The Man Who Would Have Been Halo
If the name Neill Blomkamp rings a bell, it may be from back in 2006, when the South African-born filmmaker was slated to make his feature debut on an adaptation of the popular alien war videogame, Halo. Peter Jackson was to produce with his Weta effects team at Blomkamp's disposal.
Rising production costs led to Sony (whose TriStar imprint is distributing District 9, interestingly enough) and Fox shutting down the project, although both studios expressed doubt in Blomkamp's ability as a newcomer saddled with a blockbuster-sized film.
First Rate Sci-Fi On A Shoestring Budget
For roughly $30 million, Blomkamp, with the aid of the Weta Workshop, has made an unflinchingly gritty alien flick, quite unlike anything ever put up on the silver screen.
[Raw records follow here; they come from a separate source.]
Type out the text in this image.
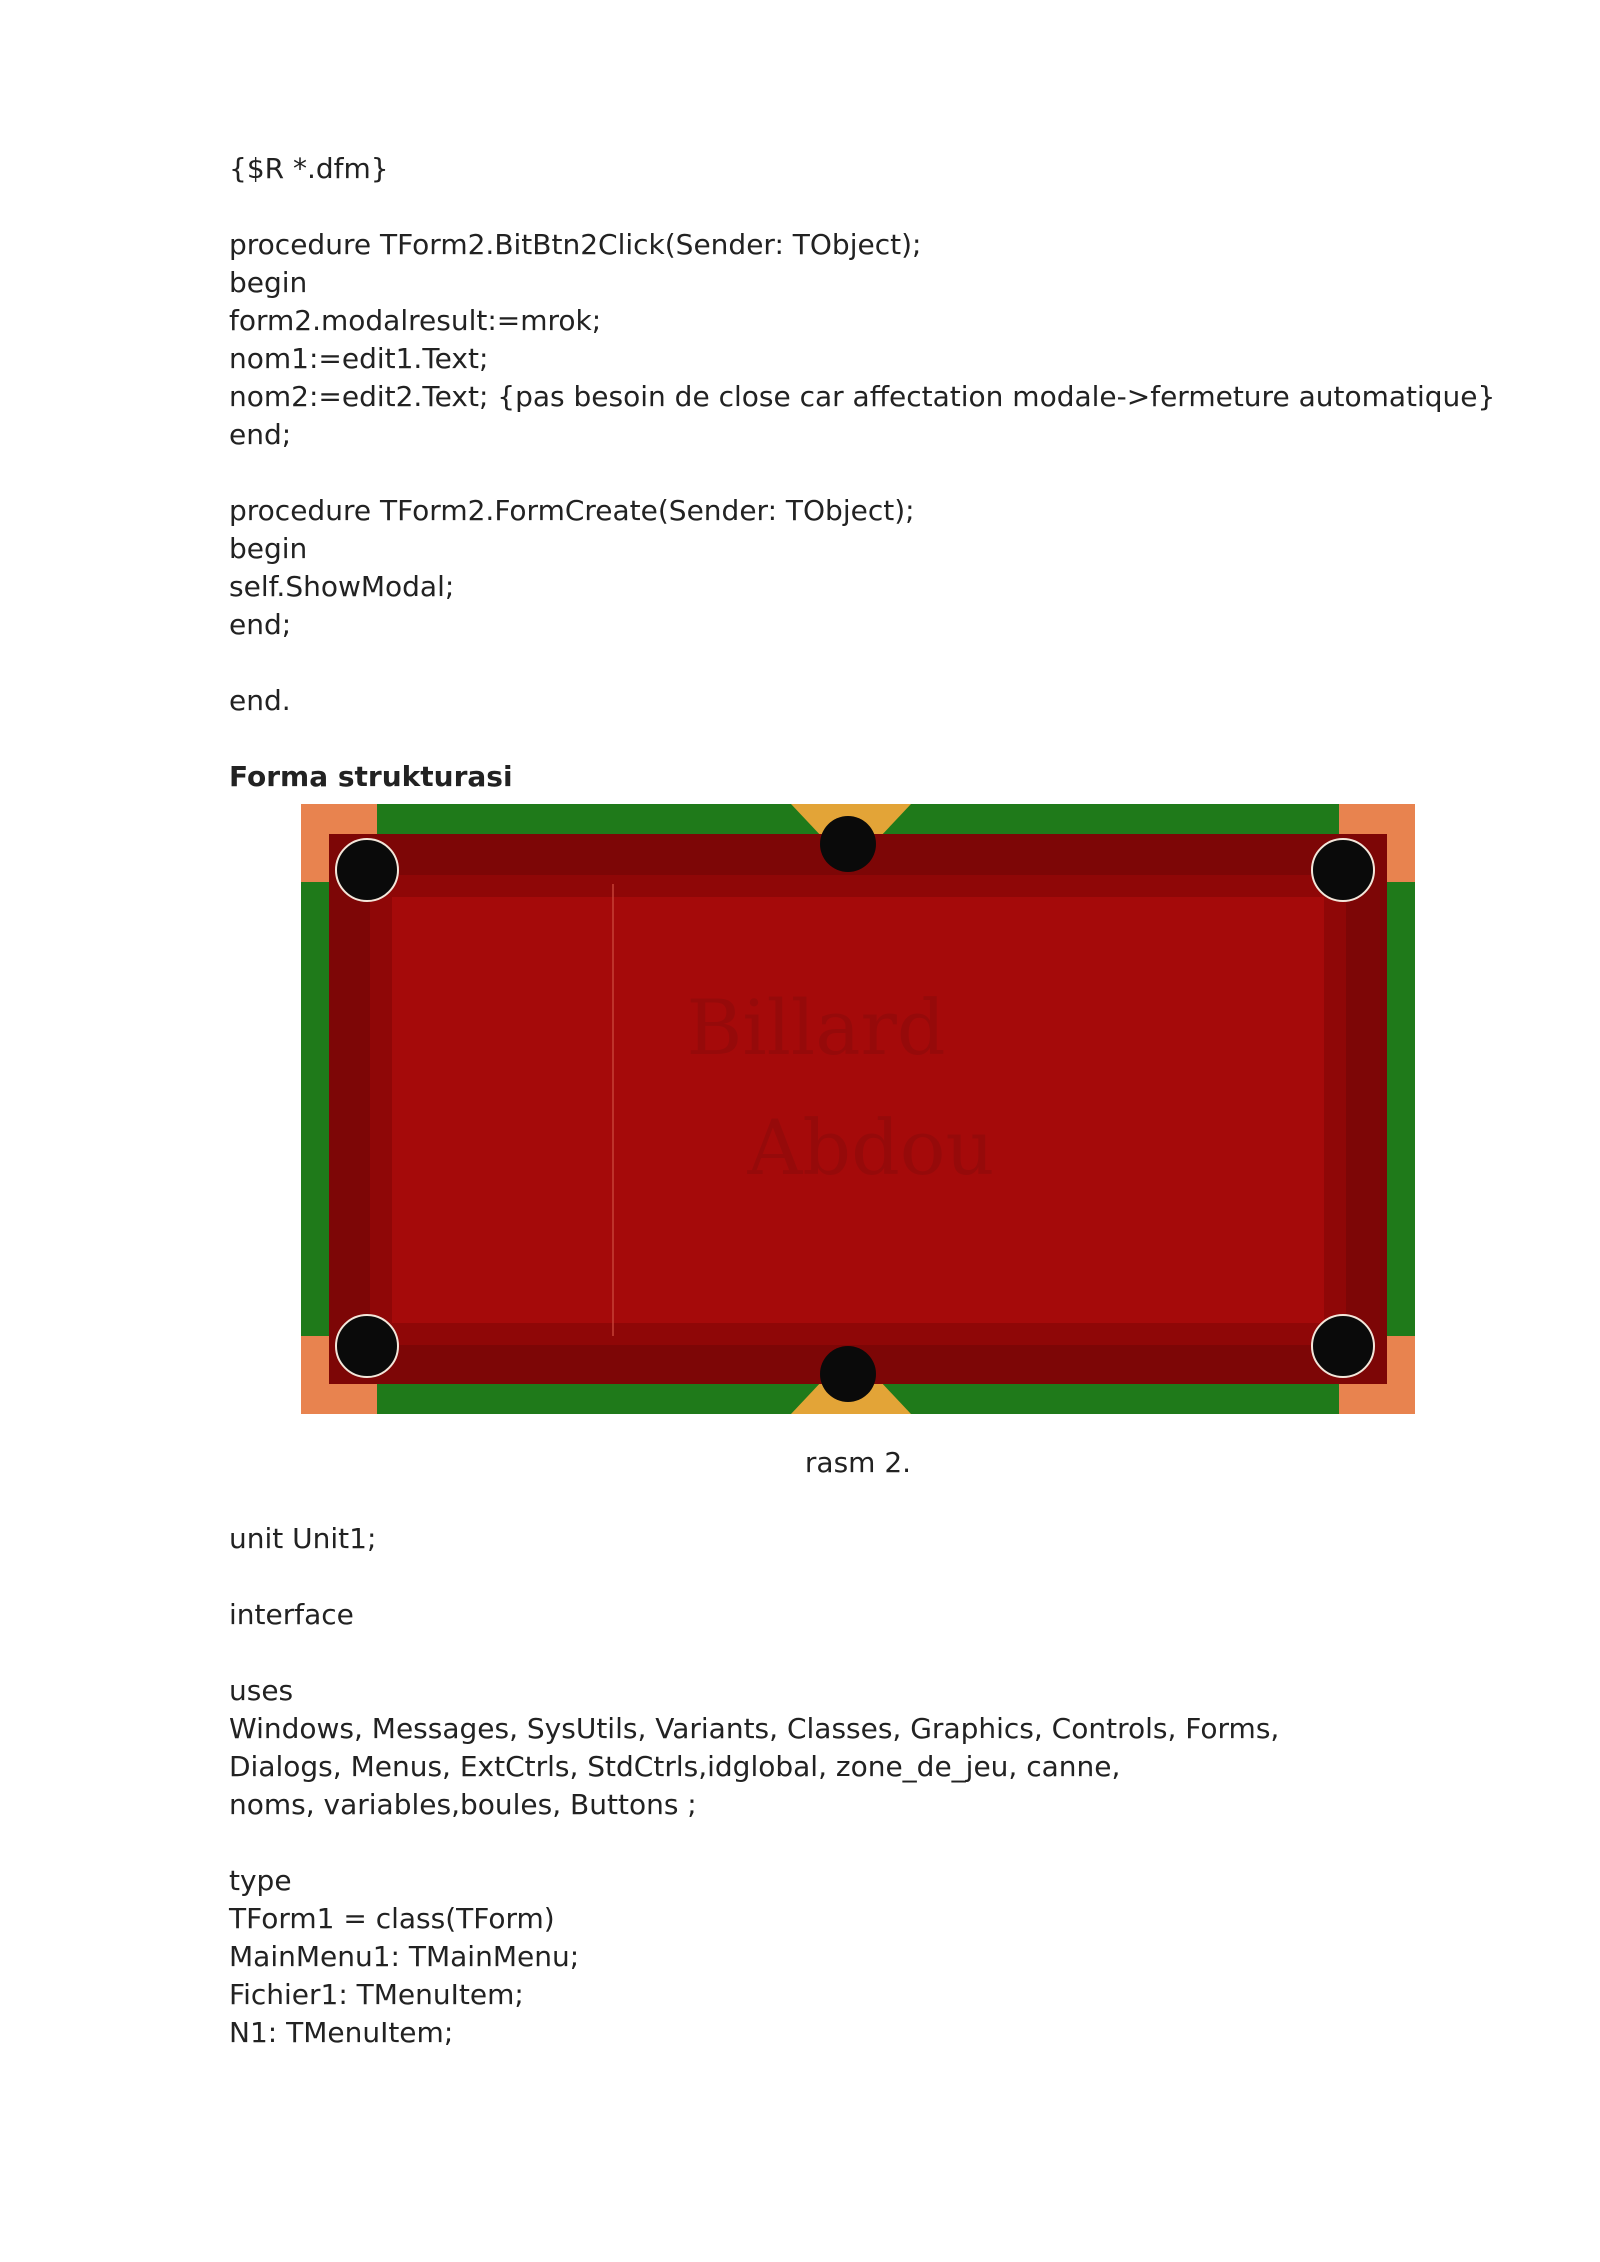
{$R *.dfm}
procedure TForm2.BitBtn2Click(Sender: TObject);
begin
form2.modalresult:=mrok;
nom1:=edit1.Text;
nom2:=edit2.Text; {pas besoin de close car affectation modale->fermeture automatique}
end;
procedure TForm2.FormCreate(Sender: TObject);
begin
self.ShowModal;
end;
end.
Forma strukturasi
Billard
Abdou
rasm 2.
unit Unit1;
interface
uses
Windows, Messages, SysUtils, Variants, Classes, Graphics, Controls, Forms,
Dialogs, Menus, ExtCtrls, StdCtrls,idglobal, zone_de_jeu, canne,
noms, variables,boules, Buttons ;
type
TForm1 = class(TForm)
MainMenu1: TMainMenu;
Fichier1: TMenuItem;
N1: TMenuItem;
More than just a collection of visceral action set pieces (which the film has plenty of), District 9 is a tightly spun allegory for apartheid, and in a larger sense, the insufferable atrocities humans inflict on one another.
The victims, in this case, are not humans but a stranded alien species referred to as "prawns" for slang. Rather than landing in Manhattan or London (a genre construct Blomkamp and co-writer Teri Tatchell briefly poke fun at), the alien ships come to the South African capital, Johannesburg.
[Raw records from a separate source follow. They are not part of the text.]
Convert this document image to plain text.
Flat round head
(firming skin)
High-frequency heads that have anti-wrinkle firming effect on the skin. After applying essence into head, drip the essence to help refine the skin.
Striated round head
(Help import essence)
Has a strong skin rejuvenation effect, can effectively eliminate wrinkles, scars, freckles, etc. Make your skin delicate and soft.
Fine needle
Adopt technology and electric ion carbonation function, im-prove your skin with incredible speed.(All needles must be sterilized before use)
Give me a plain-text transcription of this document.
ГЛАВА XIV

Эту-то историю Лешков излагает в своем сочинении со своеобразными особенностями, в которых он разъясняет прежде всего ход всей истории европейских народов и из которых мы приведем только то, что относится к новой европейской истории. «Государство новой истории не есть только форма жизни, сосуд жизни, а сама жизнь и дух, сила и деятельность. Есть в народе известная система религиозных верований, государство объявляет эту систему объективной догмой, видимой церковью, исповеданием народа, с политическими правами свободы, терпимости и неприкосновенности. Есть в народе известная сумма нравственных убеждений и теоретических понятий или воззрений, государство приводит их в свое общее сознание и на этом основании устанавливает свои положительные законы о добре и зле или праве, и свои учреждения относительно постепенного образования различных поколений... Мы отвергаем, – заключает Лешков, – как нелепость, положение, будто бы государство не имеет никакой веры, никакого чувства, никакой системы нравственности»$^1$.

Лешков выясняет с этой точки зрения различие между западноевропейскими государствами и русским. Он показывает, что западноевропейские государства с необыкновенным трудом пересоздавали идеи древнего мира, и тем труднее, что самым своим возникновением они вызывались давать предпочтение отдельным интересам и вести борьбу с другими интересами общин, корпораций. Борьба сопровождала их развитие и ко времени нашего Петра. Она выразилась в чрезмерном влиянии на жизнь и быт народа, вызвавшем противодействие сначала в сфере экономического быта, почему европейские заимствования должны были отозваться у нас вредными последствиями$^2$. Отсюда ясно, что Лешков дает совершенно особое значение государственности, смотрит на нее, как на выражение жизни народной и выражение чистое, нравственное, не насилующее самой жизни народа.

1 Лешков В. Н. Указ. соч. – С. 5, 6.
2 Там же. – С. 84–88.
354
With the space ships stalled above the city, the inhabitants -- a bug-like race with claw arms -- get herded into so-called refugee camps, which over two decades, have evolved into dangerous slum towns.
Inter-Species Tensions Hits The Fan
Everything spins out of control when Multi-National United (MNU) -- a private, defense contractor of sorts -- steps in to relocate the prawns of District 9. MNU office worker Wikus Van De Merwe (Shalto Copley in a fierce debut) has the thankless job of leading the bureaucratic front of what is plainly a military mission in the heart of the alien slum.
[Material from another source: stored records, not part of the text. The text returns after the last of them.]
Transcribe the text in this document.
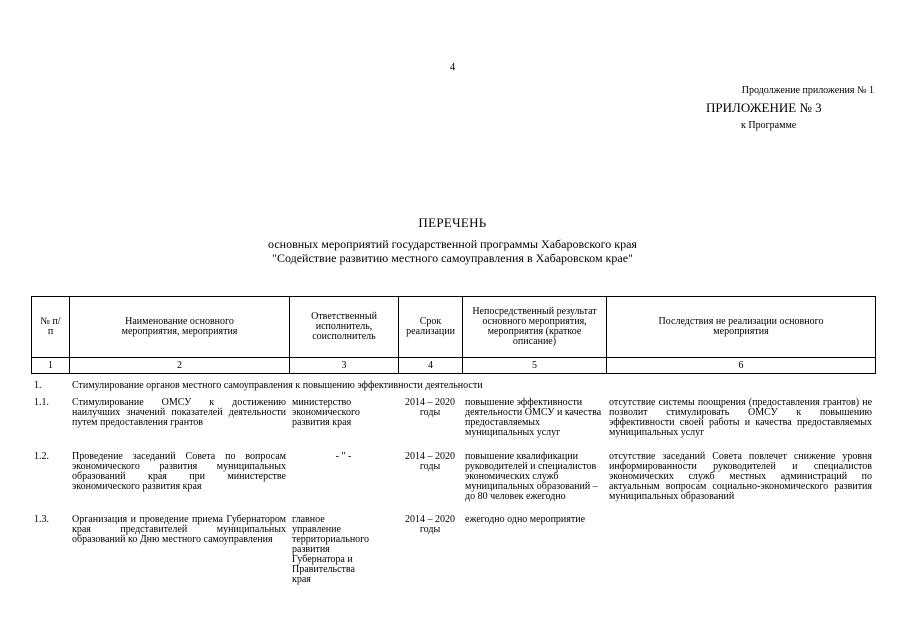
4
Продолжение приложения № 1
ПРИЛОЖЕНИЕ № 3
к Программе
ПЕРЕЧЕНЬ
основных мероприятий государственной программы Хабаровского края
"Содействие развитию местного самоуправления в Хабаровском крае"
№ п/п	Наименование основного мероприятия, мероприятия	Ответственный исполнитель, соисполнитель	Срок реализации	Непосредственный результат основного мероприятия, мероприятия (краткое описание)	Последствия не реализации основного мероприятия
1	2	3	4	5	6
1.	Стимулирование органов местного самоуправления к повышению эффективности деятельности				
1.1.	Стимулирование ОМСУ к достижению наилучших значений показателей деятельности путем предоставления грантов	министерство экономического развития края	2014 – 2020 годы	повышение эффективности деятельности ОМСУ и качества предоставляемых муниципальных услуг	отсутствие системы поощрения (предоставления грантов) не позволит стимулировать ОМСУ к повышению эффективности своей работы и качества предоставляемых муниципальных услуг
1.2.	Проведение заседаний Совета по вопросам экономического развития муниципальных образований края при министерстве экономического развития края	- " -	2014 – 2020 годы	повышение квалификации руководителей и специалистов экономических служб муниципальных образований – до 80 человек ежегодно	отсутствие заседаний Совета повлечет снижение уровня информированности руководителей и специалистов экономических служб местных администраций по актуальным вопросам социально-экономического развития муниципальных образований
1.3.	Организация и проведение приема Губернатором края представителей муниципальных образований ко Дню местного самоуправления	главное управление территориального развития Губернатора и Правительства края	2014 – 2020 годы	ежегодно одно мероприятие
Blomkamp effectively immerses his audience in this slight variation on reality with a dead-on faux documentary structure. There is enough back history from various academics, journalists, MNU workers and Wickus's family members to emotionally embrace the racially (prawn-wise) insensitive main character and the strange (but not unfamiliar) world he lives in.
Socially Conscious Neo-Realism ... But With Aliens
As events take a turn for the worst for Wickus, the documentary structure drops in the background in favor of a taut thriller storyline of hunter versus hunted. Not surprisingly, MNU has a lot more interest in the elusive prawn weapon technology (their weapons can only be used by other aliens) than the aliens' well-being, and, without giving too much away, Wickus comes to see the other side of things.
Without too much trouble, Blomkamp could have beat his audience over the head like so many socially conscious message films choose to do (ahem, Blood Diamond). Luckily, Blomkamp couples his cries for humanity with a nearly endless reign of gunfire and explosions, including a particularly stunning shoot out at the MNU compound.
District 9 takes violence dead seriously. Sure, there's a lot of fun in watching Wickus strap in to an alien body armor suit and wreck havoc on those evil MNU soliders, but for all the exploding bodies and flying limbs, the gore serves its purpose.
The (Self) Interested Parties
The film is a story of self-interest -- some far more noble than others. Wickus desires to be back with his wife, MNU and the Nigerian black market gangsters want the superior alien weaponry at their disposal and the prawns just want to go back home, away from persecution and barely livable conditions.
Perhaps Blomkamp's greatest sleight of hand comes not from his technical prowess (which is impressive enough), but in the way he posits the major prawn character, Christopher. Viewers first meet Christopher while he's rummaging through a trash pile, as the prawns often do, searching for some sort of precious fluid with his son and friend.
Later, his homemade chemistry set and stolen computer is set up back in his shanty, and one can only assume the worst. So does Wickus -- figuring he's a terrorist working on a weapon. In District 9, this fear of the other has been applied to a fictional race of aliens, but the scenes of refugee camp poverty and unrest are hardly unfamiliar.
Actually, the film is all too real. That, more than any amount of gore, justified or not, is what stands out as most disturbing. And dead on accurate.
RATING: 4.5 out of 5 stars
VERDICT: Visceral and strangely moving, District 9 is the movie of the summer, as long as you've got the nerve for it.